Thursday, February 10, 2011

Tithe or Burn

This morning, I went to Holy Cross Episcopal School, where I help lead chapel fairly regularly. In order to help teachers, staff members, and the local clergy unify their theological efforts, we have designed a chapel schedule for the entire academic year, designating a different theme for each week. I love it when the reading from the Daily Office coincides with the theme at Holy Cross. When I opened my office book and read the gospel lesson (Mark 10:32-45), I rejoiced. This week’s focus in chapel is stewardship.

Jesus said, “It is easier for a camel to go through the eye of a needle than for a rich man to enter the kingdom of God.” Why did he say that? Why did Jesus think that rich people will have a hard time getting into heaven? The answers I got from the students all shared a common thread. “Because they are selfish and greedy,” one child answered. “Because they have too strong an attachment to their material possessions,” a precocious sixth-grader replied. “Because they are rich and aren’t willing to give their money away and so don’t have much faith in God,” an insightful student suggested.

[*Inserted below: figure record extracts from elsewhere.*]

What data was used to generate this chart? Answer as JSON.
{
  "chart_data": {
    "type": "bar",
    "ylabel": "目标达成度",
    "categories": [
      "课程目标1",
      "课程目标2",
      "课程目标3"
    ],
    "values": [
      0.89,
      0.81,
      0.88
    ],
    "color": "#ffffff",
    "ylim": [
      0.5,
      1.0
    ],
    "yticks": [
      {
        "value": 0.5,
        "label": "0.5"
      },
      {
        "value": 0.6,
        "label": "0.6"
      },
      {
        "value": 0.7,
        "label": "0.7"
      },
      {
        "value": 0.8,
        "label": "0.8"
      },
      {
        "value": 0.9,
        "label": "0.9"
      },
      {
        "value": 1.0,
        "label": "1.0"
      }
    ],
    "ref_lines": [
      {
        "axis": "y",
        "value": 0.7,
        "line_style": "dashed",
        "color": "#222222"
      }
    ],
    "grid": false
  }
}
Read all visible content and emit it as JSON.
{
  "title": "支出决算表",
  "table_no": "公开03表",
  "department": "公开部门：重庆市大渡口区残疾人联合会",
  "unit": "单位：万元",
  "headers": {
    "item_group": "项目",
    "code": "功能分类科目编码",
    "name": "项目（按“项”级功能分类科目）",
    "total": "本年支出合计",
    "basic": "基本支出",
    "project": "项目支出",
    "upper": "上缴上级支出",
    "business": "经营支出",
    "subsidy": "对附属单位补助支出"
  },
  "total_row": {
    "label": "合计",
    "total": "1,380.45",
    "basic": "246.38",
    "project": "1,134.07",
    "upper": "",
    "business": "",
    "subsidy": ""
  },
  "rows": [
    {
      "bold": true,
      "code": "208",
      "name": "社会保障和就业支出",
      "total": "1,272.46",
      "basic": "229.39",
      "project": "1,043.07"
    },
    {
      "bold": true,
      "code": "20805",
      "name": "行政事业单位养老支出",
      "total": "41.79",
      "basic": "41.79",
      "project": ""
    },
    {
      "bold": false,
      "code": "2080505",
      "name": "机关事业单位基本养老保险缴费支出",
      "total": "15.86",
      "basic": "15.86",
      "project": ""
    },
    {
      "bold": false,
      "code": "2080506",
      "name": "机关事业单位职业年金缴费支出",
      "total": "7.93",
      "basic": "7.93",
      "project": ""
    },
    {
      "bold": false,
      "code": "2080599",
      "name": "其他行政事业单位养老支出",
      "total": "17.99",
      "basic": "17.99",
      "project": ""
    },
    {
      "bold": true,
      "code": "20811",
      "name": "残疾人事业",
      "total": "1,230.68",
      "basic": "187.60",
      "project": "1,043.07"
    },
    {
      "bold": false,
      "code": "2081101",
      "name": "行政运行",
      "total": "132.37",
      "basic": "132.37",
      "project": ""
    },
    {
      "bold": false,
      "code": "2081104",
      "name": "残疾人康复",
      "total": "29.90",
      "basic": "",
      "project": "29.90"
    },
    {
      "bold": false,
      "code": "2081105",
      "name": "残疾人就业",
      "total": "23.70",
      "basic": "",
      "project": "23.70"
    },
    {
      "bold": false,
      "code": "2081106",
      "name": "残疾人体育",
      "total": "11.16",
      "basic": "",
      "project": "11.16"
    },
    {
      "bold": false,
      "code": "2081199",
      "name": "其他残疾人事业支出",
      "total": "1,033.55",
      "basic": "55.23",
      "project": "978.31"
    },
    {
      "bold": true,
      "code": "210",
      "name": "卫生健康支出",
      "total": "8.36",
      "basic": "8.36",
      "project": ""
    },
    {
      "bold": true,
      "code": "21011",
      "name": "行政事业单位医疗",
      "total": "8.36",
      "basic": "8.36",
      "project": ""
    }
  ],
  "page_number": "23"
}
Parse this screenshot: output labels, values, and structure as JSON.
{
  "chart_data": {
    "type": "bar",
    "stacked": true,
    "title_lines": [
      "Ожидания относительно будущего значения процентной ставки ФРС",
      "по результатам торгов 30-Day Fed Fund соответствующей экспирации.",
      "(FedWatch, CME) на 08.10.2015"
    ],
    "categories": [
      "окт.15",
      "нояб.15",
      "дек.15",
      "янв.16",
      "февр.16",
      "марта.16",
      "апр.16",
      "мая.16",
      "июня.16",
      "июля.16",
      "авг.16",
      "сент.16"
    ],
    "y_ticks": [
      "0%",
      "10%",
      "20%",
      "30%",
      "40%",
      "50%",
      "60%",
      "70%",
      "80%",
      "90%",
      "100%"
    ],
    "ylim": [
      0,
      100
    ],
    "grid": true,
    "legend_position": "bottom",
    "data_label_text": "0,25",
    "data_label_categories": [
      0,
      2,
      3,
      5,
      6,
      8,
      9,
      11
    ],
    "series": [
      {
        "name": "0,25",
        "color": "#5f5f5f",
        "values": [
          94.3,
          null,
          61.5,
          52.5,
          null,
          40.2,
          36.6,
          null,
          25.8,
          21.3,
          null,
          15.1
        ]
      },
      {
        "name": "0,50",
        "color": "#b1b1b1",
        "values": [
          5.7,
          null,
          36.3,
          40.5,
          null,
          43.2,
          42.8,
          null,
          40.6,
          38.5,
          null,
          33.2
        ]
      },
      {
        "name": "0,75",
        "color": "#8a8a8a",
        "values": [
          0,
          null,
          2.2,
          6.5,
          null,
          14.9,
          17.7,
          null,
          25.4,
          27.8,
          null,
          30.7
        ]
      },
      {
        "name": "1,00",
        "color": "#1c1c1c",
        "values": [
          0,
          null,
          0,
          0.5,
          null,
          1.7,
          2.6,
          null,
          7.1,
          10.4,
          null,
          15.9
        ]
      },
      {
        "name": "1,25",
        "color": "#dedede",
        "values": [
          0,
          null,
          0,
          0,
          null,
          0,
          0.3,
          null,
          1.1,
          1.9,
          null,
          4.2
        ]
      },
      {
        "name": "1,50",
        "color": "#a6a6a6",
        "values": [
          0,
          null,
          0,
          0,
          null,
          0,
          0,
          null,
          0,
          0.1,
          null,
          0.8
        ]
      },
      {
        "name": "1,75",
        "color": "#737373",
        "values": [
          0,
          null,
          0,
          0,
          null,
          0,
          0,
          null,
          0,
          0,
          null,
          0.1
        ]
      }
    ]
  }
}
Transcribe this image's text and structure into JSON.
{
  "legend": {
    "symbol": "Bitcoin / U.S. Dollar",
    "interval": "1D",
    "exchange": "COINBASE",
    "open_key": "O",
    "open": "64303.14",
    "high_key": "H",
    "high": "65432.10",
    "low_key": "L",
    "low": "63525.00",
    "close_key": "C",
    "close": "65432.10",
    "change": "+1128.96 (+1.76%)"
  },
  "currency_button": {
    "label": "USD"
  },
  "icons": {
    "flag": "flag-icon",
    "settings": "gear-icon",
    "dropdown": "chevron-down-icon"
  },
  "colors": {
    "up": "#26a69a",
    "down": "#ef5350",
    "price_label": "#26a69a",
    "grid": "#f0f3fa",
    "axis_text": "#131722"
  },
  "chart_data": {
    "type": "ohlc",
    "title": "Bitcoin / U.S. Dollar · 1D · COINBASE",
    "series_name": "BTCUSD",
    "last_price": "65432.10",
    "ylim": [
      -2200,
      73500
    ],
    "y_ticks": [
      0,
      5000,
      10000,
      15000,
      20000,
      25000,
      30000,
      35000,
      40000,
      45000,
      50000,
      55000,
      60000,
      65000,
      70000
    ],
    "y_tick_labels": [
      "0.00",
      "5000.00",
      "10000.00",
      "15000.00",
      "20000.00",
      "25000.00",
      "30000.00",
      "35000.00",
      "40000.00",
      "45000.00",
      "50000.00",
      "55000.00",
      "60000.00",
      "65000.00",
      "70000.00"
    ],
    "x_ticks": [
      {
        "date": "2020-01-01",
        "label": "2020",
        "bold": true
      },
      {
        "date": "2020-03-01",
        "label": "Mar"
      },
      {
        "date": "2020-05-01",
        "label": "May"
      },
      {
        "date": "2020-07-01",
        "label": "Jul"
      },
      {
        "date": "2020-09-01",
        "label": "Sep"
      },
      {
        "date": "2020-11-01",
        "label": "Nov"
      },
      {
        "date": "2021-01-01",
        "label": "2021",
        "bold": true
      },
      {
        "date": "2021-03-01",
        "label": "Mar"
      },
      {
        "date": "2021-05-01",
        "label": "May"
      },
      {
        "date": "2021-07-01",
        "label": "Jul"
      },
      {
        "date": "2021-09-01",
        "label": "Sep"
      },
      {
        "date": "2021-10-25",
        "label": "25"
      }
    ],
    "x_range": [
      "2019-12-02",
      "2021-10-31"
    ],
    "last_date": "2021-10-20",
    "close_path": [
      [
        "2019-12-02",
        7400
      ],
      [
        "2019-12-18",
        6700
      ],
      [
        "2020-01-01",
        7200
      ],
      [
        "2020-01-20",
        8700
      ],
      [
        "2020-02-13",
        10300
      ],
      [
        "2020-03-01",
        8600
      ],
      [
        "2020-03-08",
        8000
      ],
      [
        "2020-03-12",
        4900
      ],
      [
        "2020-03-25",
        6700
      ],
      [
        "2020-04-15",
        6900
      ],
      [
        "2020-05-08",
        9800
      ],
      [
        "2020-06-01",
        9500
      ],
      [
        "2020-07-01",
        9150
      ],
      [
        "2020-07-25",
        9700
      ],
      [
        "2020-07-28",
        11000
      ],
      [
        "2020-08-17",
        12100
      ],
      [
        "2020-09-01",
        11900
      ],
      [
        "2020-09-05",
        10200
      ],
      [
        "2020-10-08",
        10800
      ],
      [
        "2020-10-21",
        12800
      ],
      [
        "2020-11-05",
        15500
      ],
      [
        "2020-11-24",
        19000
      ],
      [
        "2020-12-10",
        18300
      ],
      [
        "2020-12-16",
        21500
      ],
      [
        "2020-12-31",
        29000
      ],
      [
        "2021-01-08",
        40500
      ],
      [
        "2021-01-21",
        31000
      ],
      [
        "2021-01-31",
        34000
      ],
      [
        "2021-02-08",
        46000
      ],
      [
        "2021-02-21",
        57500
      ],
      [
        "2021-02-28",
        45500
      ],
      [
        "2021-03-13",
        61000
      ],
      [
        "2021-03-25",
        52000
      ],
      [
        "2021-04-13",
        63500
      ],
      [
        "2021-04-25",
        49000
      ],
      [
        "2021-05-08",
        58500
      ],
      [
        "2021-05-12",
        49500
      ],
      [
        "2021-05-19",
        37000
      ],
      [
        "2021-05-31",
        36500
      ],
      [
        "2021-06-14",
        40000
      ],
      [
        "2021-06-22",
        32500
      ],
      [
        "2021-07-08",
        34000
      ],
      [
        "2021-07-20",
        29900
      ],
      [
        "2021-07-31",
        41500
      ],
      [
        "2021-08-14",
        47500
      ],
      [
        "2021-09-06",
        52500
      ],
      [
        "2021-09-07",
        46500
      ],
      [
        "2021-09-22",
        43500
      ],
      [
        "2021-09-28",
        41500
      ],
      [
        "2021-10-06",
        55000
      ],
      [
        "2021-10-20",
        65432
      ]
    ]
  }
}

If we take Jesus at his words (usually the best way of reading the gospel), we discover an unavoidable and inverse relationship between riches and God’s kingdom. There’s something about being rich that makes it harder (almost impossible) to get into the kingdom. Some pseudo-scholars (cf. today’s Forward Day by Day meditation) like to mention a famous gate in Jerusalem called the “Eye of the Needle,” but I am unconvinced that Jesus had that in mind. (Wasn’t that gate only so named long after Jesus lived?) In fact, to suggest that he was referring to that gate undermines the real power of his teaching and reveals a tendency on our part to avoid real stewardship if at all possible.

The real shocker of this passage comes when we realize what it means to be rich. “Who here is rich?” I asked the students in chapel this morning. No hands went up. Although I’m not sure my message got through, I tried to convince everyone there that all of us are rich by Jesus’ standards. Since we have money to buy food, clothing, education, transportation, medicine, and other necessities and luxuries, we are the rich men and women whom Jesus imagines trying to push a camel through a needle’s eye. The question this passage raises, therefore, is much more personal: “Why does Jesus teach us that it is so hard for you and me to get into heaven?”

As relatively rich people, we have the ability to sustain ourselves with our financial resources. Food to eat, clothes to wear, and shelter to inhabit—those essentials of life which we are able to provide for ourselves inevitably convince us that we are able to do it—to live this life—on our own. And that’s the attitude that keeps us from entering the kingdom. As long as we operate under the delusion that we are self-sufficient, we cannot get to heaven. If nothing else, God’s kingdom represents a complete reliance on God, meaning there’s no room in heaven for “I can do it on my own.”

Stewardship isn’t about raising money for worthwhile causes. We don’t tithe in order to help those in need. We dedicate the first ten percent of our income to God in order to help ourselves understand that only through God’s sustenance are we able to survive. By giving away the first ten percent of our resources, we force ourselves to survive on less, and, in so doing, we discover that we can’t do it on our own. We learn again that everything we have—the first ten percent and the remaining ninety percent—are all gifts from God. Until we get to that point—until we can respond to Jesus’ instruction to the rich man by selling all that we have and giving it away, we can’t enter the kingdom of God.